Should I update projections because two new lease exceeded our baseline? Even a little bit?
On Friday I received an update on 2 new leases for a property we're closing on soon. Our group is the contract purchaser and we're wrapping up due diligence in a week.
Earlier in the inspection process, we requested the Seller and Property Manager ask for rents at our Upside “rates” rather than our Base Case "market rates" on two units that are turning over. (Note: these are move-out, so not existing tenants that are renewing a prior lease.)
Results:
- Unit Type #1 went for list at $775 and the new residents moved in yesterday. The scheduled lease rates (rent roll) for these unit averages $697.

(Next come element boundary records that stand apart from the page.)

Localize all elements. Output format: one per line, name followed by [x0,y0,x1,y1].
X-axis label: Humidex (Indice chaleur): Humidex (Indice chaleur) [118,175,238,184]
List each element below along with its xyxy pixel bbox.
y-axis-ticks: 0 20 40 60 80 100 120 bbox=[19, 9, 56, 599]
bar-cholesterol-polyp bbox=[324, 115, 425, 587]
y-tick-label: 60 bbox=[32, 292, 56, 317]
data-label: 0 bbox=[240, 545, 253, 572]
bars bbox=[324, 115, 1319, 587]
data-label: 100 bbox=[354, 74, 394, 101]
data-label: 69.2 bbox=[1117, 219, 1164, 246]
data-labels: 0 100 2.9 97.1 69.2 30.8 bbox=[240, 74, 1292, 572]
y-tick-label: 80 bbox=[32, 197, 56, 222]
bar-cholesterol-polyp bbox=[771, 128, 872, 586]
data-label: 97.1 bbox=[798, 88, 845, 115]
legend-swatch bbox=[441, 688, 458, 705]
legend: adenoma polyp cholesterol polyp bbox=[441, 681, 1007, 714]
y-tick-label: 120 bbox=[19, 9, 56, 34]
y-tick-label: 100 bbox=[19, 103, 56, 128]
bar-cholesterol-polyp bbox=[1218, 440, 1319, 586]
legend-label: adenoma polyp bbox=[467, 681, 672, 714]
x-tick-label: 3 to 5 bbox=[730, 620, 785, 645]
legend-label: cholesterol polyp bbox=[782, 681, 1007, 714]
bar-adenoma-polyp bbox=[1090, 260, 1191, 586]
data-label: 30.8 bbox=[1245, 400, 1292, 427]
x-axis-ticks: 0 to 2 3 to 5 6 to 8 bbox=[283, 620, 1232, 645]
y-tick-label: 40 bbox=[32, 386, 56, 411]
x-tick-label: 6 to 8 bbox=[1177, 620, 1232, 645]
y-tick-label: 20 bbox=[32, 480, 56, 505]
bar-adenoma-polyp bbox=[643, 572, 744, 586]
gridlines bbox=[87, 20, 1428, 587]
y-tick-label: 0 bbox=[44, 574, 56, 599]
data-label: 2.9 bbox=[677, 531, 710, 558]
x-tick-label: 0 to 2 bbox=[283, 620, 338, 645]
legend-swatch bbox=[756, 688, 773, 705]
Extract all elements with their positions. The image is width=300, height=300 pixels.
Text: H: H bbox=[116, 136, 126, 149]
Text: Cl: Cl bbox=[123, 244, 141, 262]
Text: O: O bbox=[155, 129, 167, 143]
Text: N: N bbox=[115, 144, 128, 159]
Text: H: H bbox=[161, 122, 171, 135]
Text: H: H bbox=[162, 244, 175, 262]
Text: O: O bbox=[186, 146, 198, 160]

- Unit Type #2 was listed later in the week. It had several apps at the list of $925. PM is processing one of the tenant files right now at $925. The currently scheduled lease rates for these unit averages $814/month.
Comparing existing leases rates to our “Base Case Scenario” you can see how much the new lease rates are exceeding our baseline projections AND the average currently scheduled rents:
- 2/1 New Lease +$78/month Our Base Case is +$53/month
- 2/2.5 New Lease +111/month Our Base Case is +$71/month
I don't want to post the actual rent roll on here, but I can tell you that just from the wide spread in lease rates among unit of the same type that this property is carrying a big loss-to-lease.
So what do you think? After all, these two leases only make up 5% of the existing units.
Should I edge up my base case numbers a bit and redo my projections - or hold tight with my original numbers?